Posts from June 2023

14

June 28, 2023

It’s my daughter’s birthday, and as is always the case when one of my children celebrates a birthday, the day was a smorgasbord of feelings, from nostalgia and regret to gratitude, pride and pure joy. Throw in some smoked ham and a boiled egg for good measure. It’s hard to celebrate your child’s next spin around the sun, without reflecting on the fourteen that have already spun. FOURTEEN. That’s a lot of highs and lows (hers and mine), spilt milk, exploding diapers, tears, laughter, jaunts around the shopping mall, to reflect on. That’s a lot of expectations not met (you will fall in love with her the second you see her) and so many that exceeded your wildest dreams (when the love comes it will be so immense that your heart will have no choice but to triple in size). That’s a lot of firsts; first steps, first stitches, first time away from home. It’s Iole’s birthday today, and I watched her open gifts and eat carrot cake with too sweet icing from our local bakery –– all the lovely, mundane things –– while quietly remembering and marveling and wishing her the universe.

flow

June 26, 2023

Rolling out a slab of clay is satisfying. So is making something from it. And just as satisfying is waking up the next day knowing that the thing I made yesterday is waiting for me today. I am in a flow. Maybe I get to smooth down all the lumpy surfaces, add handles or carve into the rim. Maybe I get to paint the whole thing blue. But the point is, I am not starting from scratch; I have something to return to, something that’s alive and emergent. It’s like planting flowers in garden beds that you prepped the day before or lathering a crumb coat on a cake that’s been in the freezer since last week. Of course, in order to have work to return to, there have to be many hours spent wedging clay, tilling soil and cracking eggs. It’s the ground work, the grunt work, and the rewards are precious and fleeting. Soon enough the bowl will be fired, the cake will be eaten and our hands will once again be filled with raw clay, flour and the hope of what might be.

the stripes

June 21, 2023

In a contest between polka dots and stripes, I’d choose the latter. As teenagers, my best friend, Stephanie and I had amassed so many stripe-y t-shirts (many of them matching) we could have run a shop on the green outside our school. Stripes for Sale! Two for a tenner! Anytime I see a stripe, I get excited. These striped cups, coasters, dishes and bowls from ceramic artist, Amy Kraus are terrifically cool. A background in graphic design informs her approach to surface decoration. “Picking a simple pattern like stripes is great because it’s simple, and I can’t get overwhelmed by the possibilities of different patterns and graphics,” she says. There’s something about the stripe that’s bold, fresh and classic. Hello, Audrey sur plage! “The only rules are that I have to use stripes, and there has to be two colours in the piece,” adds Kraus. “Within that framework, I am able to explore different colour combinations and variations of stripe patterns, and I am pushed to see what colours I can make work together.

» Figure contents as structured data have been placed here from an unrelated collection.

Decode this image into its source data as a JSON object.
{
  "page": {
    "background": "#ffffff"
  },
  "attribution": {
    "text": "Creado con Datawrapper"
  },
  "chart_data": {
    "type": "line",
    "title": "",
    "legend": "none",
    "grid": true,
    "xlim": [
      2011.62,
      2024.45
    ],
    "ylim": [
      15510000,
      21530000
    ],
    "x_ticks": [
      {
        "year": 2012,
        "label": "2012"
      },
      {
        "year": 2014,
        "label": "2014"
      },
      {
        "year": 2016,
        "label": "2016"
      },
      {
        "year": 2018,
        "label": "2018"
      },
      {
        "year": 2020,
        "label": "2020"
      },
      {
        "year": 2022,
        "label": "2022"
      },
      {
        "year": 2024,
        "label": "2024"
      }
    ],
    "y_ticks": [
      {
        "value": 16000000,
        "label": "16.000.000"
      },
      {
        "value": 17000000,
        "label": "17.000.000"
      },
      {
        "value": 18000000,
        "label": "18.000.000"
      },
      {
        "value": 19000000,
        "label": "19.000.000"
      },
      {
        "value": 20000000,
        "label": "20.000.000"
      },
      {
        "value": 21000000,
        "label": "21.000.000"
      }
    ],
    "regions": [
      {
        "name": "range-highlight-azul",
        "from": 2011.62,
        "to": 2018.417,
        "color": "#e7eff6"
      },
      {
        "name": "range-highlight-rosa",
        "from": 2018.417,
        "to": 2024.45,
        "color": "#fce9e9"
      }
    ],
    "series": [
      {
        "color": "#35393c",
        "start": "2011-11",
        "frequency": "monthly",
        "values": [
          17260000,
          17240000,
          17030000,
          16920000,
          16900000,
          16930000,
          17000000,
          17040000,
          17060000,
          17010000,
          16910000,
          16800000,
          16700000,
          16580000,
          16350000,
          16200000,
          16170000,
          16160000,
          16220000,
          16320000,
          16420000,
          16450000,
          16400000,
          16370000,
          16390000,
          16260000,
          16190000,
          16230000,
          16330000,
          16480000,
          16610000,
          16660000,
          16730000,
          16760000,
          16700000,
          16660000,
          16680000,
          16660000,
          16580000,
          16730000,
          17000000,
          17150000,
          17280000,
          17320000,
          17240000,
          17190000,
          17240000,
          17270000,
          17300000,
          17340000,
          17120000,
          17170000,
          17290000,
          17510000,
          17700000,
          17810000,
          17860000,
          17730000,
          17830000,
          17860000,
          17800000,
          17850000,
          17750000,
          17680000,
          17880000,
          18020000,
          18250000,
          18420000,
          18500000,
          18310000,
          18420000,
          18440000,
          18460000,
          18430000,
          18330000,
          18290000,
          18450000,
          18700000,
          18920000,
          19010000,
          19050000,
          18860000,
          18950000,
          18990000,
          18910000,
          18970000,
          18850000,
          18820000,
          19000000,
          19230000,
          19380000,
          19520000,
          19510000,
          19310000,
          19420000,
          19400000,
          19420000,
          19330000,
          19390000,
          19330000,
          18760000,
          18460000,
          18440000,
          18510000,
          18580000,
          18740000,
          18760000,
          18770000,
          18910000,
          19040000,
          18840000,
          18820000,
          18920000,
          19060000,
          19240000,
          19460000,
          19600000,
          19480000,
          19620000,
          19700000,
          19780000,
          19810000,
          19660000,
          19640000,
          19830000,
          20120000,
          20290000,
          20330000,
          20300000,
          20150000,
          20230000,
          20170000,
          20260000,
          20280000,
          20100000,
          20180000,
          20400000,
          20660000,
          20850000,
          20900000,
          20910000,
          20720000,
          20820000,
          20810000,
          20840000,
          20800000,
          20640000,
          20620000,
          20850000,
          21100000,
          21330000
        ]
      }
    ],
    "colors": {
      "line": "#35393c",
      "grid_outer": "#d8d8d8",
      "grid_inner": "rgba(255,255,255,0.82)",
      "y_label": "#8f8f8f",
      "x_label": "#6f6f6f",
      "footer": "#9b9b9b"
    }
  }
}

The best results usually come from combinations I wasn’t expecting to work well.”

poppy

June 5, 2023

It’s at this time of the year that my camera roll is chock full of flowers. The peonies on Brunswick, the poppies on Howland, Irises, lilacs, and wisteria. Some flowers are easier to photograph than others. The translucent quality of a poppy’s petals is hard to capture when too much sunlight is pouring through it. All the beautiful detail gets erased by the sun. Irving Penn shot his fragile and exquisite poppy portraits in the natural light of his studio. No photograph of a poppy comes close to his. This painting by Brooklyn-based painter, Shara Hughes captures the wildness and the whimsy of poppies packed together with the early morning light dancing all around in a way that I couldn’t with my camera when I saw a similar scene last week. I was happy to have found this painting, to know it exists, and to know that I can look at it and trace my way back to that morning.